Abel te enseña

Jornada inolvidable en el predio de Villa Albertina. El histórico Abel Da Graca dio una Clínica de Fútbol para los chicos de las Inferiores y todos agradecidos. "Es un orgullo poder colaborar con el club", explicó esta gloria de la institución.

Por Leandro Saltamerenda

Antes de subirse al avión se dio una vuelta por Villa Albertina y dejó su sello. El hombre en cuestión es Abel Da Graca, una gloria de nuestra institución. Hoy en Ecuador dando cursos para técnico, este volante de la década de los 80` aprovechó parte de su tiempo para brindar una clínica de fútbol y transmitir todas sus vivencias.  Y ellos escucharon atentamente, ya sea entrenadores (Tito Garay, Carlitos López, la Viejita Pizarro, y su hijo Hernán) como jugadores (desde la Séptima División hasta Infantiles). Sin dudas fue una jornada inolvidable. Además de focalizarse en la manifestación de los gestos técnicos, como perfeccionar la utilización del borde interno, Abel hizo mucho hincapié en la concentración y la dinámica, “que son los principios que rigen en el fútbol actual”. Pero, si les parece, en esta pequeña nota con el Sitio Oficial, repasamos sus sensaciones y algunos aspectos de su vida. Un Da Graca auténtico, un símbolo del club y que, como explica sobre el cierre del reportaje, un Milrayitas que nunca olvidará a ese amigo del alma llamado Jorge Ginarte.

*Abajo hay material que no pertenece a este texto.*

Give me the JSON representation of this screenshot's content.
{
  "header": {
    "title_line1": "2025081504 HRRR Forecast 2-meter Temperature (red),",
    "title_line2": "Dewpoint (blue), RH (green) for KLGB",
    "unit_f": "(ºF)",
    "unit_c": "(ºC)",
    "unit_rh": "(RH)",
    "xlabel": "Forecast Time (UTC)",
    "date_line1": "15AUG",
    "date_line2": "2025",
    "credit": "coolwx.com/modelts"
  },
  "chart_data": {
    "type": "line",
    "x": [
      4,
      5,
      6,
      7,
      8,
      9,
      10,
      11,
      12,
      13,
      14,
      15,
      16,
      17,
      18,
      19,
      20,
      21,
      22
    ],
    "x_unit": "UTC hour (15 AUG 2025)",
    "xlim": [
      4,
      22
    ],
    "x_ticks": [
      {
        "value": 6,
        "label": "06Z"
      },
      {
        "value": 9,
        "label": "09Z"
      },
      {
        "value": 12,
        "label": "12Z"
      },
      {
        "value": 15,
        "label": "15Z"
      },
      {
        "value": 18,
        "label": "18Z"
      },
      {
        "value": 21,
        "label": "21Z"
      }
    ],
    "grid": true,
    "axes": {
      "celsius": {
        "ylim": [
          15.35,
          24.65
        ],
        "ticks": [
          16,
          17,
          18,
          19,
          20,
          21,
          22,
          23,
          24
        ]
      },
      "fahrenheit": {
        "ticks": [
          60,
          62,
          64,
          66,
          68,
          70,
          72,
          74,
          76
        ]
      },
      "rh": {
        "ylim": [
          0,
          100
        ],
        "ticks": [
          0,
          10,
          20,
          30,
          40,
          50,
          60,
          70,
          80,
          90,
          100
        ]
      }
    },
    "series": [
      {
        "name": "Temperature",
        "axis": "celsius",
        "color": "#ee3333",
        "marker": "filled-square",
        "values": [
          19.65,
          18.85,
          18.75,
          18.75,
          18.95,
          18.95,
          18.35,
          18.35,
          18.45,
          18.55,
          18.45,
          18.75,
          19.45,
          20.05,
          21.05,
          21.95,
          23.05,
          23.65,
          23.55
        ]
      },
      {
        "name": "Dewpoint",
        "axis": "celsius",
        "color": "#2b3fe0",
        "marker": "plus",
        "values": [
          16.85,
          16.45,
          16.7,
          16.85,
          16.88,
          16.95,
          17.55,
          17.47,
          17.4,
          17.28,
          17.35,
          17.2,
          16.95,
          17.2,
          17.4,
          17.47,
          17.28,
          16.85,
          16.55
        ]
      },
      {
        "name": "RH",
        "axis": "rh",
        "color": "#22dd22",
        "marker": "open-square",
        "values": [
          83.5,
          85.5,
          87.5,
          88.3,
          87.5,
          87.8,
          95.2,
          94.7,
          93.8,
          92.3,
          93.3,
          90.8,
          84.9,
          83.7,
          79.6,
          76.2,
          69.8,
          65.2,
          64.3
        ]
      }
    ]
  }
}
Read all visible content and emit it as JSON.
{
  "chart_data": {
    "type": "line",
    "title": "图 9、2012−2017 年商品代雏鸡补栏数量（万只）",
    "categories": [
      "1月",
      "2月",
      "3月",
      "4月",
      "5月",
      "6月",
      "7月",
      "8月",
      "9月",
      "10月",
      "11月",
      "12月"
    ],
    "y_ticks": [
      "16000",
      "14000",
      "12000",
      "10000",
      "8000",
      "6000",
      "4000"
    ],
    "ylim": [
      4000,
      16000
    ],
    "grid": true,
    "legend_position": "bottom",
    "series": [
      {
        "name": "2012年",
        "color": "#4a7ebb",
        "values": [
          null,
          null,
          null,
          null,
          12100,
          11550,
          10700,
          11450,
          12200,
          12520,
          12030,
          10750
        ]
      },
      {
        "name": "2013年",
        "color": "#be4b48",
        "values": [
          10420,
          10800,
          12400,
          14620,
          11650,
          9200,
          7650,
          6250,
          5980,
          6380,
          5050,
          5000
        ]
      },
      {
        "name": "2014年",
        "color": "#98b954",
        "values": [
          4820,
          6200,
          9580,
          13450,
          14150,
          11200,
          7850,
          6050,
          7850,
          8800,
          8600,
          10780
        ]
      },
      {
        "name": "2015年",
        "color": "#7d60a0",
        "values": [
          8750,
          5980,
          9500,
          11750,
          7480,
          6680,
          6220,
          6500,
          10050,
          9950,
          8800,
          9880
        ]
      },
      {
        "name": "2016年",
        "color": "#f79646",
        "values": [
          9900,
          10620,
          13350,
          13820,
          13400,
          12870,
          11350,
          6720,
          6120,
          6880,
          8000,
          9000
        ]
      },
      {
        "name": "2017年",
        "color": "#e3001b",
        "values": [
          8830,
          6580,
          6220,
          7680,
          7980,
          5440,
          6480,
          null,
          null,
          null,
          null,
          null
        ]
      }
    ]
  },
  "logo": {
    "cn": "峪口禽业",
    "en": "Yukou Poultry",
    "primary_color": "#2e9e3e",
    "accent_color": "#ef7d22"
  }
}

¿En qué consistió la clínica que diste en Villa Albertina?
Desde hace tiempo pienso que se deben cambiar los métodos de entrenamiento en Divisiones Inferiores. En la Clínica destaqué la importancia de la enseñanza a los niños y jóvenes de la utilización del borde interno del pie para jugar al fútbol. Es de tan vital importancia, que sostengo que el niño que aprende a utilizar esa superficie de contacto con autoridad y perfección ya sabe jugar al fútbol. Después su biotipo, su talento, su inteligencia dirán hasta a dónde puede llegar. Y para enseñar a utilizar el borde interno del pie es preciso tener en el lugar de entrenamiento un frontón. Les dejé a los entrenadores de Los Andes una cantidad apreciable de ejercicios al respecto.
 
¿A simple vista qué conclusiones te llevas de las Inferiores de Los Andes?
Qué hay mucho por hacer y que con la colaboración y creencia de los dirigentes se pueden realizar en el predio algunas mejoras que incidirán directamente sobre la mejoría de los jugadores en su aprendizaje. Y no son caras para concretar desde lo económico. Una cancha de fútbol continua, cerrada, de 20 X 40 metros con pared de un metro y alambre hasta los cuatro metros y red arriba, cuyas paredes servirán de frontón para un número importante de pequeños futbolistas.
 
¿Qué significa para vos que tu hijo esté trabajando en el club?
Una alegría y un orgullo. Qué alguien de la familia Da Graca siga en el club es muy bueno. En el fútbol se han perdido algunas tradiciones y costumbres, leyendas y fábulas, que van escribiendo la historia de los clubes. Quizás Hernán, algún día vea cristalizar su trabajo con chicos que hoy tiene jugando en la Primera de Los Andes. Es un enamorado de la profesión, es creativo y trabajador, le auguro un futuro exitoso.
 
El ya manifestó que sería un sueño poder trabajar con vos de manager…
Me halaga que piense así, y a mí también me gustaría trabajar con él. No lo descarto para más adelante
 
Y, ¿cómo llevás el hecho de vivir lejos del país y de tu familia?
Es todo un tema. Yo fui un jugador de fútbol que tuvo una campaña importante. Siete años en el Deportivo Cali y dos en el Cúcuta Deportivo, y aquello también era estar lejos de la familia, pero ahí estaban mi señora y mis hijos para poder sobrellevarlo mejor. Después en el 2006 volví a Cali como manager, estuve dos años y ahora estoy en Ecuador, convocado por la Federación Ecuatoriana de Fútbol para dictar clases en los Cursos de DT. Pero este fue el peor año de mi lejanía con los afectos, porque perdí a mi mejor amigo, a mi hermano varón que no tuve, a Jorge Ginarte, el mejor entrenador que conocí, el más creativo, el mejor dirigiendo, pero por sobre todas las cosas el mejor amigo. Estuve una semana sin poder dar clases porque no podía parar de llorar. Ahora, la mejor manera de honrarlo es trabajar sus enseñanzas y sus consejos.